A federal judge appeared inclined Tuesday to toss out a lawsuit against President Donald Trump by porn actress Stormy Daniels that sought to tear up a hush-money settlement about their alleged affair.

Trump and his former personal lawyer asked a judge to dismiss the lawsuit after agreeing to rescind a nondisclosure agreement that included a $130,000 payment to Daniels.

Judge S. James Otero did not rule in U.S. District Court, but he seemed to agree with lawyers for the president and Michael Cohen that there were no longer grounds for a lawsuit.

"It seems you've achieved ... what you sought to achieve," Otero said to Daniels' attorney.

If Otero does throw out the case, it would give both sides a chance to claim victory.

The case would allow Daniels to speak without threat of legal consequences, but it would also prevent further litigation she has sought to force the president and Cohen to give sworn testimony.

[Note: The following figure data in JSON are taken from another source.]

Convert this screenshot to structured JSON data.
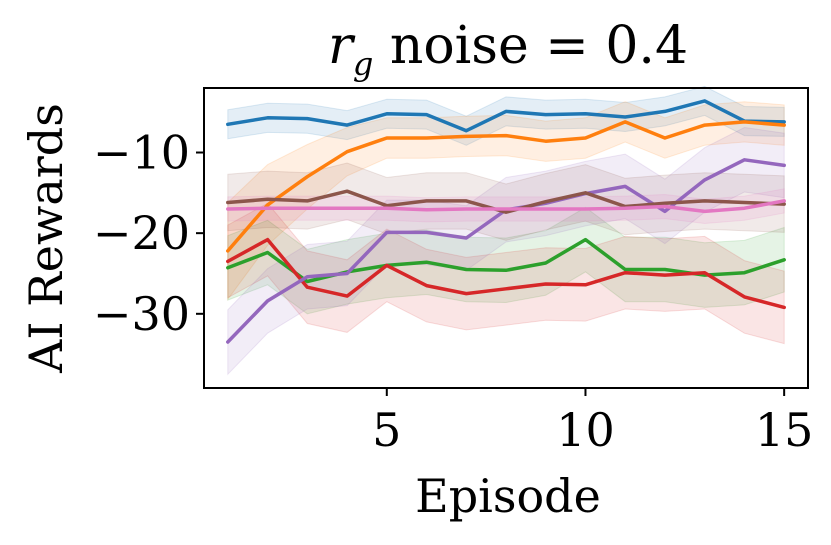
{
  "chart_data": {
    "type": "line",
    "title": {
      "symbol": "r",
      "subscript": "g",
      "text": " noise = 0.4"
    },
    "xlabel": "Episode",
    "ylabel": "AI Rewards",
    "xlim": [
      0.4,
      15.6
    ],
    "ylim": [
      -39.2,
      -2.0
    ],
    "xticks": [
      5,
      10,
      15
    ],
    "xtick_labels": [
      "5",
      "10",
      "15"
    ],
    "yticks": [
      -10,
      -20,
      -30
    ],
    "ytick_labels": [
      "−10",
      "−20",
      "−30"
    ],
    "grid": false,
    "legend": "none",
    "x": [
      1,
      2,
      3,
      4,
      5,
      6,
      7,
      8,
      9,
      10,
      11,
      12,
      13,
      14,
      15
    ],
    "series": [
      {
        "color": "#1f77b4",
        "values": [
          -6.5,
          -5.7,
          -5.8,
          -6.6,
          -5.2,
          -5.3,
          -7.3,
          -4.9,
          -5.3,
          -5.2,
          -5.6,
          -4.9,
          -3.6,
          -6.1,
          -6.2
        ],
        "band": [
          1.8,
          1.8,
          1.8,
          1.8,
          1.8,
          1.8,
          1.8,
          1.8,
          1.8,
          1.8,
          1.8,
          1.8,
          1.8,
          1.8,
          1.8
        ]
      },
      {
        "color": "#ff7f0e",
        "values": [
          -22.2,
          -16.5,
          -13.0,
          -9.9,
          -8.2,
          -8.2,
          -8.0,
          -7.9,
          -8.6,
          -8.2,
          -6.2,
          -8.2,
          -6.6,
          -6.2,
          -6.6
        ],
        "band": [
          6.0,
          5.0,
          4.0,
          3.0,
          2.5,
          2.5,
          2.5,
          2.5,
          2.5,
          2.5,
          2.5,
          2.5,
          2.5,
          2.5,
          2.5
        ]
      },
      {
        "color": "#2ca02c",
        "values": [
          -24.3,
          -22.4,
          -26.0,
          -24.8,
          -24.0,
          -23.6,
          -24.5,
          -24.6,
          -23.7,
          -20.8,
          -24.5,
          -24.5,
          -25.2,
          -24.9,
          -23.3
        ],
        "band": [
          4.0,
          4.0,
          4.0,
          4.0,
          4.0,
          4.0,
          4.0,
          4.0,
          4.0,
          4.0,
          4.0,
          4.0,
          4.0,
          4.0,
          4.0
        ]
      },
      {
        "color": "#d62728",
        "values": [
          -23.5,
          -20.8,
          -26.7,
          -27.8,
          -24.0,
          -26.5,
          -27.5,
          -26.9,
          -26.3,
          -26.4,
          -24.9,
          -25.2,
          -24.9,
          -27.9,
          -29.2
        ],
        "band": [
          4.5,
          4.5,
          4.5,
          4.5,
          4.5,
          4.5,
          4.5,
          4.5,
          4.5,
          4.5,
          4.5,
          4.5,
          4.5,
          4.5,
          4.5
        ]
      },
      {
        "color": "#9467bd",
        "values": [
          -33.5,
          -28.4,
          -25.4,
          -25.0,
          -19.9,
          -19.9,
          -20.6,
          -17.1,
          -16.3,
          -15.1,
          -14.2,
          -17.3,
          -13.4,
          -10.9,
          -11.6
        ],
        "band": [
          4.0,
          4.0,
          4.0,
          4.0,
          4.0,
          4.0,
          4.0,
          4.0,
          4.0,
          4.0,
          4.0,
          4.0,
          4.0,
          4.0,
          4.0
        ]
      },
      {
        "color": "#8c564b",
        "values": [
          -16.2,
          -15.8,
          -16.0,
          -14.8,
          -16.6,
          -16.0,
          -16.0,
          -17.4,
          -16.1,
          -15.0,
          -16.7,
          -16.3,
          -16.0,
          -16.2,
          -16.4
        ],
        "band": [
          3.5,
          3.5,
          3.5,
          3.5,
          3.5,
          3.5,
          3.5,
          3.5,
          3.5,
          3.5,
          3.5,
          3.5,
          3.5,
          3.5,
          3.5
        ]
      },
      {
        "color": "#e377c2",
        "values": [
          -17.0,
          -16.9,
          -16.9,
          -16.9,
          -16.9,
          -17.1,
          -17.0,
          -17.0,
          -17.0,
          -17.0,
          -16.9,
          -16.7,
          -17.3,
          -16.9,
          -16.0
        ],
        "band": [
          1.5,
          1.5,
          1.5,
          1.5,
          1.5,
          1.5,
          1.5,
          1.5,
          1.5,
          1.5,
          1.5,
          1.5,
          1.5,
          1.5,
          1.5
        ]
      }
    ]
  }
}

Daniels, whose real name is Stephanie Clifford, brought the lawsuit to free herself from the agreement that silenced her as the 2016 presidential campaign reached its conclusion.

Cohen had arranged the payment and later pleaded guilty to campaign violations after admitting the deal was struck to help Trump prevail in the presidential contest.

Trump has denied the alleged 2006 affair.

Daniels had claimed the agreement was not valid because Trump's signature was not on it and the president's lawyer has said he was never party to the settlement.

Despite appearing to get what Daniels originally sought — dismissal of the agreement she disregarded long ago in speaking to news media and writing a book — her lawyer fought hard to keep the case alive.

Attorney Michael Avenatti, who once toyed with making a presidential run to take on Trump, wanted the case to continue so he could force Trump and Cohen to give depositions.

But the judge wasn't buying Avenatti's legal reasoning for keeping litigation going when there was no longer an issue in dispute.

Otero repeatedly asked Avenatti to cite case law to support his arguments. But after he named several cases, Otero told him he was "mixing apples and oranges."

"I think we see the issues very differently," the judge said.